Variety
It has become almost second nature to me to seek out the atypical buildings in places that I visit – to look for Victorian architecture in Regency Cheltenham, to find Art Deco in Georgian Bath, to keep my eyes open for the unexpected, not just the Shakespearian, in Stratford-upon-Avon. In Coventry, of course, there’s plenty to look at from the post-World War II rebuilding. But the place also has some buildings that survived the Blitz – medieval town gates, Georgian houses, and this, the former Gaumont-Palace, from the golden age of cinema.
It was opened in 1931 and its facade is very much of its time, with its moderne straight lines and a colour scheme combining off-white and eau de nil. Towards the top, there are four capital-like flourishes that bracket what look like stylized palm or lotus leaves with a pair of scrolls. This kind of detail is from the vocabulary of Egypt-influenced ornament that became ultra-fashionable in the late-1920s after the opening of Tutankhamun’s tomb and the craze for all things ancient Egyptian. Cinemas, where glamorous decoration was just the ticket, were prime sites for this sort of adornment.
The Gaumont-Palace began as a cine-variety venue. This would offer a combination of filmic and live entertainment. An evening programme of a main feature film, a second feature or B movie, and perhaps a newsreel, would be complemented by a sequence of live acts – the comedians, singers, magicians and the like that were the mainstays of the 20th-century theatrical grab-bag known as ‘variety’. Audiences would get a long and varied night out in glamorous surroundings, for a couple of shillings a head.
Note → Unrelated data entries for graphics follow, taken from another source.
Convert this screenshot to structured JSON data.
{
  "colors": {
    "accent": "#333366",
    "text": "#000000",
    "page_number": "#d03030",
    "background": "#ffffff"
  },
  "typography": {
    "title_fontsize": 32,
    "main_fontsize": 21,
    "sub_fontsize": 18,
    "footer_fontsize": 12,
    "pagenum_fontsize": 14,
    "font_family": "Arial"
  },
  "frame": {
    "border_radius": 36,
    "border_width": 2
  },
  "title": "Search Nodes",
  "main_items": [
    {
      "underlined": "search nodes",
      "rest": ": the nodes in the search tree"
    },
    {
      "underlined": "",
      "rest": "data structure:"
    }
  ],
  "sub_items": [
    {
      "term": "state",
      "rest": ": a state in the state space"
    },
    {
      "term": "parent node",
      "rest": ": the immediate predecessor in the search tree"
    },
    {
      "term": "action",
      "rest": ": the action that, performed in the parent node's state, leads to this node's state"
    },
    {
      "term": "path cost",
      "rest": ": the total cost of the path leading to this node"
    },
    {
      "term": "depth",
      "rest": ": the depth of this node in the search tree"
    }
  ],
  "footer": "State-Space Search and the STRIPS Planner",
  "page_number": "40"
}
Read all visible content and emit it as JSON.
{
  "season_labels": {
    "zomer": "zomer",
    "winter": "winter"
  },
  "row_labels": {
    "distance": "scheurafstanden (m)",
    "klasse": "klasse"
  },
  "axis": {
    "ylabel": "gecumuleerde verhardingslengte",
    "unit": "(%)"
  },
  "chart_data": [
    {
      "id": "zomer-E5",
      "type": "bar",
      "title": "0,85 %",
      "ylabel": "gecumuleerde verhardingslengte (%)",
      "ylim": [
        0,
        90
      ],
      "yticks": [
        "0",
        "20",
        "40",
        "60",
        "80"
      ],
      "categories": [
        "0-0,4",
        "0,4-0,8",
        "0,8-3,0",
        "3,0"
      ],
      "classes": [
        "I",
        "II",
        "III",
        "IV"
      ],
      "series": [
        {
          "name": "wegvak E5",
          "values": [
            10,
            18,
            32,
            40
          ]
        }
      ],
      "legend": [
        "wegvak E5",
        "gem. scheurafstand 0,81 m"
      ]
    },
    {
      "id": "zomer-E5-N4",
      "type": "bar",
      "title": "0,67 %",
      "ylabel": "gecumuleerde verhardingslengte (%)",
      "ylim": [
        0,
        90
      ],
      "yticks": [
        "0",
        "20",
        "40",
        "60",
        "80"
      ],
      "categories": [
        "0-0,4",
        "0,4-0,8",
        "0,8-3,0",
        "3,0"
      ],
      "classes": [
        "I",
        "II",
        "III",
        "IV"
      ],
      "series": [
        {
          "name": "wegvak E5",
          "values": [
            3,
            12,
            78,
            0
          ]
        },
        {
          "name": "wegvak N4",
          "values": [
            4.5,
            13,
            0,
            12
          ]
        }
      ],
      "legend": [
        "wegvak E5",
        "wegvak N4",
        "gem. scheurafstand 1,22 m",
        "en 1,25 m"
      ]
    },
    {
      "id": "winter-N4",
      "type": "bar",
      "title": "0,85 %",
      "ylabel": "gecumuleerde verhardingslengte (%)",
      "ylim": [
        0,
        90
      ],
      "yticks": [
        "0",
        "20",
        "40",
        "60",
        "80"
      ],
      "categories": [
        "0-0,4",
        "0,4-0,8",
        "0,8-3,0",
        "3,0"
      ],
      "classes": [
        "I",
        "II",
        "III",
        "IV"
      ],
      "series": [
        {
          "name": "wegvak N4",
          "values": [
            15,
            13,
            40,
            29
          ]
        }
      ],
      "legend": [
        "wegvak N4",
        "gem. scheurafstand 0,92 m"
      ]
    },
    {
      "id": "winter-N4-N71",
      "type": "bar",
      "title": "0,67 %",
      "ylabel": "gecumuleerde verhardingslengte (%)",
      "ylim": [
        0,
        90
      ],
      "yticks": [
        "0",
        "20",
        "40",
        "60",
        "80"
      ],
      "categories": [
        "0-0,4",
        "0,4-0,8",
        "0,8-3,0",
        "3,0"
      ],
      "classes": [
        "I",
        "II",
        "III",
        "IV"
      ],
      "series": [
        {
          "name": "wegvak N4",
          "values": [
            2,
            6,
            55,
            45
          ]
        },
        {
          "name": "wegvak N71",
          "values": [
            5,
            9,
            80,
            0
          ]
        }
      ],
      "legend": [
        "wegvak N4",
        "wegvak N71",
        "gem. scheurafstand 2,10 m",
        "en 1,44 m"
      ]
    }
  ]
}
Like so many buildings in Coventry, the cinema was damaged during the massive air-raid of November 1940 and there was more damage in another attack the following year. But the building survived and was repaired, and continued to screen films after the war. With further modifications (including the fitting of multiple screens), it carried on as a cinema until the end of the 1990s, being converted in 2000 for the media and performing arts students of Coventry University. It is now named after that great woman of the theatre, Ellen Terry, who was born in Coventry.